The limited difference in reduction in mean serum phosphorus level from baseline to the end of Stage 1 in the Velphoro group (N=65) was not statistically significant with -0.120 (0.081) mmol/L (95% CI: -0.282, 0.043) based on the mixed model calculations with actual data showing a mean of 2.08 mmol/L at baseline and 1.91 mmol/L at the end of Stage 1 (reduction by 0.17 mmol/L). The effect was maintained during Stage 2, although some fluctuations in mean effect over time were noticed (0.099 (0.198) mmol/L (95% CI: -0.306, 0.504)).

The percentage of subjects with serum phosphorus levels within normal ranges increased from 37% at baseline to 61% at the end of Stage 1, and was 58% at the end of Stage 2, showing the sustainable phosphorus lowering effect of sucroferric oxyhydroxide. Among subjects whose serum phosphorus was above age-related normal ranges at baseline (N=40), serum phosphorus levels showed statistically significant decrease from baseline to the end of Stage 1, with the LS mean (SE) change -0.87 (0.30) mg/dL (95% CI: -1.47, -0.27; p=0.006).
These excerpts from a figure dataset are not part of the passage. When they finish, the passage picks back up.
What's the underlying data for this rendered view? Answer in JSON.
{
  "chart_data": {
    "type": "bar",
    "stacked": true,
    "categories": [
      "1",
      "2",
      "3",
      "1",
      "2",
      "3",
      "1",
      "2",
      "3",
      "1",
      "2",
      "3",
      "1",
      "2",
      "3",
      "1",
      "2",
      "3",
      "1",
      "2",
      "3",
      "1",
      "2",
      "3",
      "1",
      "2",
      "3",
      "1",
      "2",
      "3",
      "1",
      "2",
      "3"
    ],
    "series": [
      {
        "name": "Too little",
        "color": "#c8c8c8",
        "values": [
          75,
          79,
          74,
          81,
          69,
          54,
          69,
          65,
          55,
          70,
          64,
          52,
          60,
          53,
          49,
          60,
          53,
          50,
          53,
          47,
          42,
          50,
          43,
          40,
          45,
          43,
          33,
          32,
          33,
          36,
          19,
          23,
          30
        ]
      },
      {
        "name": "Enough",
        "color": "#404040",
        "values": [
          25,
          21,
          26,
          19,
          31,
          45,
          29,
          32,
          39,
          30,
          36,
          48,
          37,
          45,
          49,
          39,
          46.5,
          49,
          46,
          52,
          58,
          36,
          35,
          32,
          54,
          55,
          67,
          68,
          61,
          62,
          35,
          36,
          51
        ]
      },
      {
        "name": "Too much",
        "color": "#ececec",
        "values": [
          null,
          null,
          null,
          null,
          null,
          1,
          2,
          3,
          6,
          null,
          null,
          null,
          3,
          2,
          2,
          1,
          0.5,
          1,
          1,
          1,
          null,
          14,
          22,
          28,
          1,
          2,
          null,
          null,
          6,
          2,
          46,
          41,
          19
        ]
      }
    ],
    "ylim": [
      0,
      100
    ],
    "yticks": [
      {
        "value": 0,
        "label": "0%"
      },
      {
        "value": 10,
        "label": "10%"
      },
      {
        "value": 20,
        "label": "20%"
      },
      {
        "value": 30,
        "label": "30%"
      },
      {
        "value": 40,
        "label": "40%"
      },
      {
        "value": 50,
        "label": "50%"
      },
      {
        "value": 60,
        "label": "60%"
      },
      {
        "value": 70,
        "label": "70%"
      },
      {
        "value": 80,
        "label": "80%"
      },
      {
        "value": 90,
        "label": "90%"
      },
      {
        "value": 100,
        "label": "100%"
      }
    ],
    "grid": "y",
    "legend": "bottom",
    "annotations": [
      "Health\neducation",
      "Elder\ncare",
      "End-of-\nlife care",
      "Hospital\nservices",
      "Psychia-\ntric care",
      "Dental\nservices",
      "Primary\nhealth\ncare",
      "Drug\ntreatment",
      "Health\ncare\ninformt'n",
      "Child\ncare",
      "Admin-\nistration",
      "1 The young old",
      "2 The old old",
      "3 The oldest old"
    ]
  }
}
The safety profile of Velphoro in paediatric patients was generally comparable to that previously observed in adult patients.

The European Medicines Agency has deferred the obligation to submit the results of studies with Velphoro in one or more subsets of the paediatric population in the treatment of hyperphosphataemia (see section 4.2 for information on paediatric use).